James decided to smoke some weed, which he didn't do often because it made him paranoid, but he figured he couldn't be more paranoid than he already was with bats and centipedes and dead bodies a few feet away.
James safety-pinned holes into an old Mountain Dew can and shaped it into a bowl. When the bat hooked its wing-hands in the drawer crevice and wormed in, grunting and peeping in a way James didn't know bats grunted and peeped, he rightfully understood wing-hands for the first time. Then it disappeared, wriggling into a space he doubted would fit mail. He could hear it shuffling around in his underwear, a sound like long blows on cardboard.
This was Sayonara weed, the last present from his ex-girlfriend, who he'd been living with the past three months. It was her parents' house and it felt like a parents' house, a proper home with atmospheric controls, tight sealants on every portal so creatures like centipedes and bats couldn't get in, windows looking out on a yard without a half-ass cemetery. He'd be there right now, breathing the fabric softener in the non-damp sheets and pillowcases rather than cheese mold. He'd be next to her.

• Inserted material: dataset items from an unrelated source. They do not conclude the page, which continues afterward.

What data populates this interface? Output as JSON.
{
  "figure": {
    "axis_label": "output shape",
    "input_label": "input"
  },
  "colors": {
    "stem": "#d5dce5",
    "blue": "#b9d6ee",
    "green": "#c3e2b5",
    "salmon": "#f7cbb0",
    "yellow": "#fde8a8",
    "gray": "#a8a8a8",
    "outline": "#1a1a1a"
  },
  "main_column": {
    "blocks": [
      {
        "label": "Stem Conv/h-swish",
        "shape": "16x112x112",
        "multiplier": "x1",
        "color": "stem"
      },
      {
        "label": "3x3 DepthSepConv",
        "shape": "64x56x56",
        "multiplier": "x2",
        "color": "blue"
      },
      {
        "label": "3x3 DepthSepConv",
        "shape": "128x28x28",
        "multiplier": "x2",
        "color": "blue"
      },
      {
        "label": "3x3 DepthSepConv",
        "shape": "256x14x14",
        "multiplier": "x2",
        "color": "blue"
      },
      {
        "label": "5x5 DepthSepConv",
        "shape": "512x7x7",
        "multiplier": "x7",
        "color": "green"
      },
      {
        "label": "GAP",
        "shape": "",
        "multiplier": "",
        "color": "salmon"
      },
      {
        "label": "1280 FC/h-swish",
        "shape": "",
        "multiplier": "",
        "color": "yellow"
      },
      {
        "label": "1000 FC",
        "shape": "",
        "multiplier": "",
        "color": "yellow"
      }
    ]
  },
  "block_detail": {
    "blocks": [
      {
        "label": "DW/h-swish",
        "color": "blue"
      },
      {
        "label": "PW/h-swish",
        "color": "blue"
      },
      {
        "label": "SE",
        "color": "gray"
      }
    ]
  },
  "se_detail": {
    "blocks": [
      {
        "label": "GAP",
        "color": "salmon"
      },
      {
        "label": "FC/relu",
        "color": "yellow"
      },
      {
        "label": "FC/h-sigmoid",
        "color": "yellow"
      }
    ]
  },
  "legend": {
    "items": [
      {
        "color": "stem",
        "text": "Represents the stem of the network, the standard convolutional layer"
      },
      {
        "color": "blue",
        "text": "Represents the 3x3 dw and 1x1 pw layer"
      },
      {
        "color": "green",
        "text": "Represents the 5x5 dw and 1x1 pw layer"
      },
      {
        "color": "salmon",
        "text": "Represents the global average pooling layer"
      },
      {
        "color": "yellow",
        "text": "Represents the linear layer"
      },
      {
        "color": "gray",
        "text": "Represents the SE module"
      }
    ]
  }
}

The night prior to his eviction a man had entered the parental bedroom, stopped in front of James's girlfriend's mother, opened his fly, and urinated on her head. The parents were awake but claimed they were too mortified to move. The man zipped up and calmly left the bedroom, shutting the door behind him. The parents called the police quietly from the
bedside phone. The father dabbed the mother's head with his pillow but she made him stop to preserve DNA. The Rottweilers went ballistic when the police arrived. His girlfriend was woken up too then, but James slept.
The police found no signs of forced entry. They said, Folks, weren't the dogs barking when the intruder came in?

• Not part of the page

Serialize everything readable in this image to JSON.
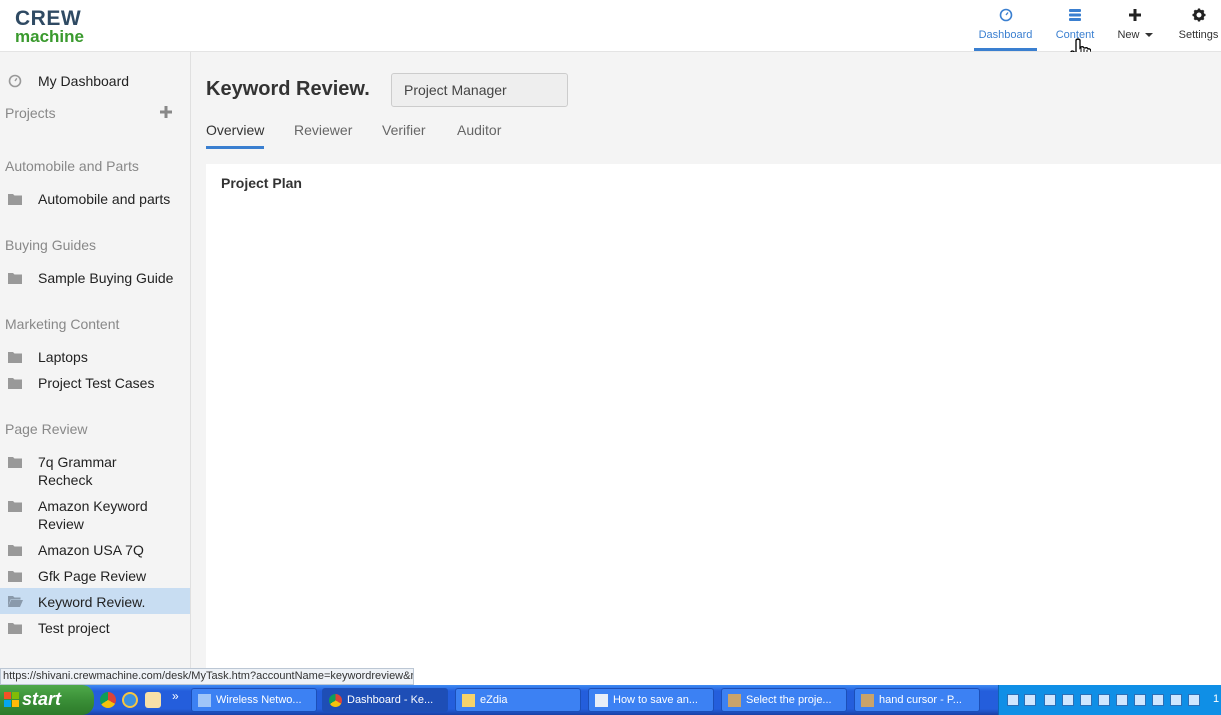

Huh, the parents said, now that you mention that, it's kind of funny. No.
The police asked, Are you certain there's no one else in the house?
James had problems in sleep before, had been found one night sitting up in bed, eyes open, picking at flowers on the sheets and requesting that his girlfriend help him get all these bugs, which caused her to be extremely weirded-out.

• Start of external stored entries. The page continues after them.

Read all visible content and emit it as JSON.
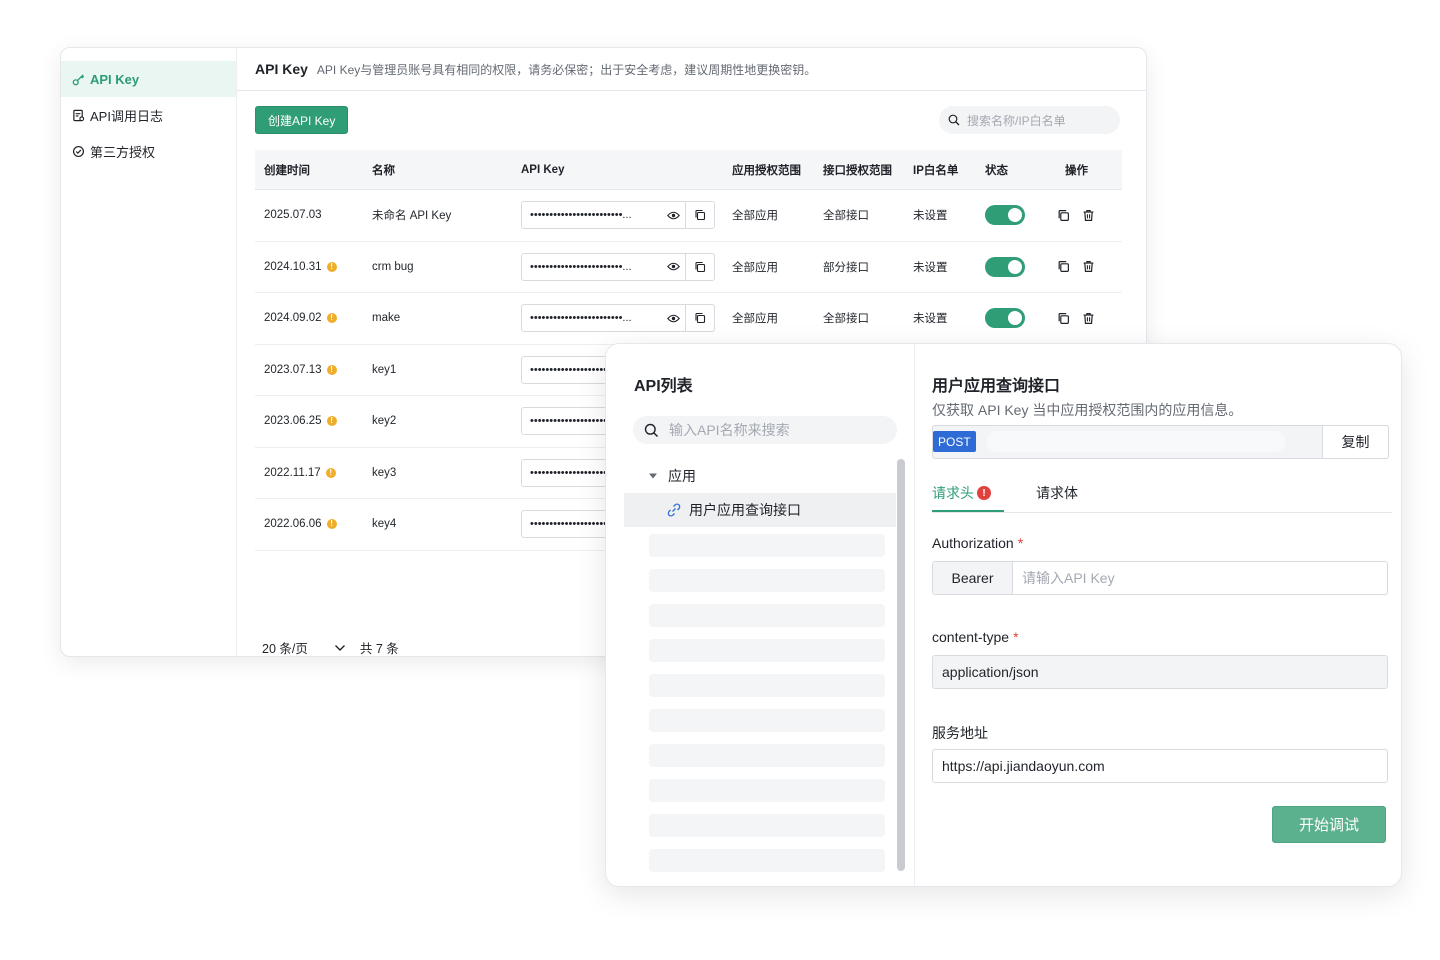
{
  "sidebar": {
    "items": [
      {
        "label": "API Key",
        "icon": "key-icon",
        "active": true
      },
      {
        "label": "API调用日志",
        "icon": "log-icon",
        "active": false
      },
      {
        "label": "第三方授权",
        "icon": "auth-icon",
        "active": false
      }
    ]
  },
  "apikey_page": {
    "title": "API Key",
    "description": "API Key与管理员账号具有相同的权限，请务必保密；出于安全考虑，建议周期性地更换密钥。",
    "create_button": "创建API Key",
    "search_placeholder": "搜索名称/IP白名单",
    "columns": [
      "创建时间",
      "名称",
      "API Key",
      "应用授权范围",
      "接口授权范围",
      "IP白名单",
      "状态",
      "操作"
    ],
    "rows": [
      {
        "created": "2025.07.03",
        "warning": false,
        "name": "未命名 API Key",
        "key_mask": "••••••••••••••••••••••••...",
        "app_scope": "全部应用",
        "api_scope": "全部接口",
        "ip_whitelist": "未设置",
        "enabled": true
      },
      {
        "created": "2024.10.31",
        "warning": true,
        "name": "crm bug",
        "key_mask": "••••••••••••••••••••••••...",
        "app_scope": "全部应用",
        "api_scope": "部分接口",
        "ip_whitelist": "未设置",
        "enabled": true
      },
      {
        "created": "2024.09.02",
        "warning": true,
        "name": "make",
        "key_mask": "••••••••••••••••••••••••...",
        "app_scope": "全部应用",
        "api_scope": "全部接口",
        "ip_whitelist": "未设置",
        "enabled": true
      },
      {
        "created": "2023.07.13",
        "warning": true,
        "name": "key1",
        "key_mask": "••••••••••••••••••••••••...",
        "app_scope": "",
        "api_scope": "",
        "ip_whitelist": "",
        "enabled": null
      },
      {
        "created": "2023.06.25",
        "warning": true,
        "name": "key2",
        "key_mask": "••••••••••••••••••••••••...",
        "app_scope": "",
        "api_scope": "",
        "ip_whitelist": "",
        "enabled": null
      },
      {
        "created": "2022.11.17",
        "warning": true,
        "name": "key3",
        "key_mask": "••••••••••••••••••••••••...",
        "app_scope": "",
        "api_scope": "",
        "ip_whitelist": "",
        "enabled": null
      },
      {
        "created": "2022.06.06",
        "warning": true,
        "name": "key4",
        "key_mask": "••••••••••••••••••••••••...",
        "app_scope": "",
        "api_scope": "",
        "ip_whitelist": "",
        "enabled": null
      }
    ],
    "pager": {
      "page_size": "20 条/页",
      "total": "共 7 条"
    }
  },
  "api_debug": {
    "list_title": "API列表",
    "list_search_placeholder": "输入API名称来搜索",
    "tree_group": "应用",
    "tree_leaf": "用户应用查询接口",
    "detail_title": "用户应用查询接口",
    "detail_desc": "仅获取 API Key 当中应用授权范围内的应用信息。",
    "method": "POST",
    "copy_label": "复制",
    "tabs": [
      {
        "label": "请求头",
        "error": "!"
      },
      {
        "label": "请求体"
      }
    ],
    "authorization_label": "Authorization",
    "required_mark": "*",
    "bearer_label": "Bearer",
    "authorization_placeholder": "请输入API Key",
    "content_type_label": "content-type",
    "content_type_value": "application/json",
    "service_label": "服务地址",
    "service_value": "https://api.jiandaoyun.com",
    "debug_button": "开始调试"
  },
  "colors": {
    "accent": "#2f9e76",
    "method_blue": "#2f6bd6",
    "warning": "#f0ad2b",
    "error": "#e0413d"
  }
}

The parents looked at their daughter. She pushed open the door and the police flashlights fell on James's face as he slept. Now that they mentioned it, she remembered him going to the bathroom not long before they arrived.
James presented himself at breakfast the next morning, and the mother was there to greet him wearing a nightgown he hadn't seen before.
Good morning, James, she said, over-chipper. Do you recall urinating on my head last night?
He paused to make sure he'd heard correctly. Negatory, he said and reached for a waffle.
Sure was a hoot, she said.
His things, his girlfriend said, were already packed in large Heftys by the curb, but unfortunately it had been Yard Trash Day and the men had picked up. His girlfriend walked with him and explained the fallout.
Out of the kindness of their souls they decided not to press charges, she said, on the contingency that you leave.
Can you claim kindness of the soul when there's a contingency? he asked.
She was calm about the whole thing. Actually, she said, they've been looking for an excuse to bon voyage you for a while.
And you? You're looking for an excuse to bon voyage me?
Here's some weed, she said.
Then she pointed to the depressions in the plush grass where the Heftys containing his things were before the men picked them up.
James didn't think these things were right: kindness of souls, contingencies, excuses, all his worldly possessions mistaken for leaves. Shouldn't there be circumstantial proof
other
than the absence of dogs barking? James had spent time with those dogs, and they'd been known not to bark for reasons other than the person who peed on his girlfriend's mother was him.
 
James hadn't anticipated what high-quality shit this was. He lay on the floor again. When he lay on the floor of his basement apartment, he realized, he was about exactly six feet under. If he could look through the cinder block with X-ray vision, he would see the bodies or the coffins if the people in the little family cemetery were buried in coffins. They'd be right there.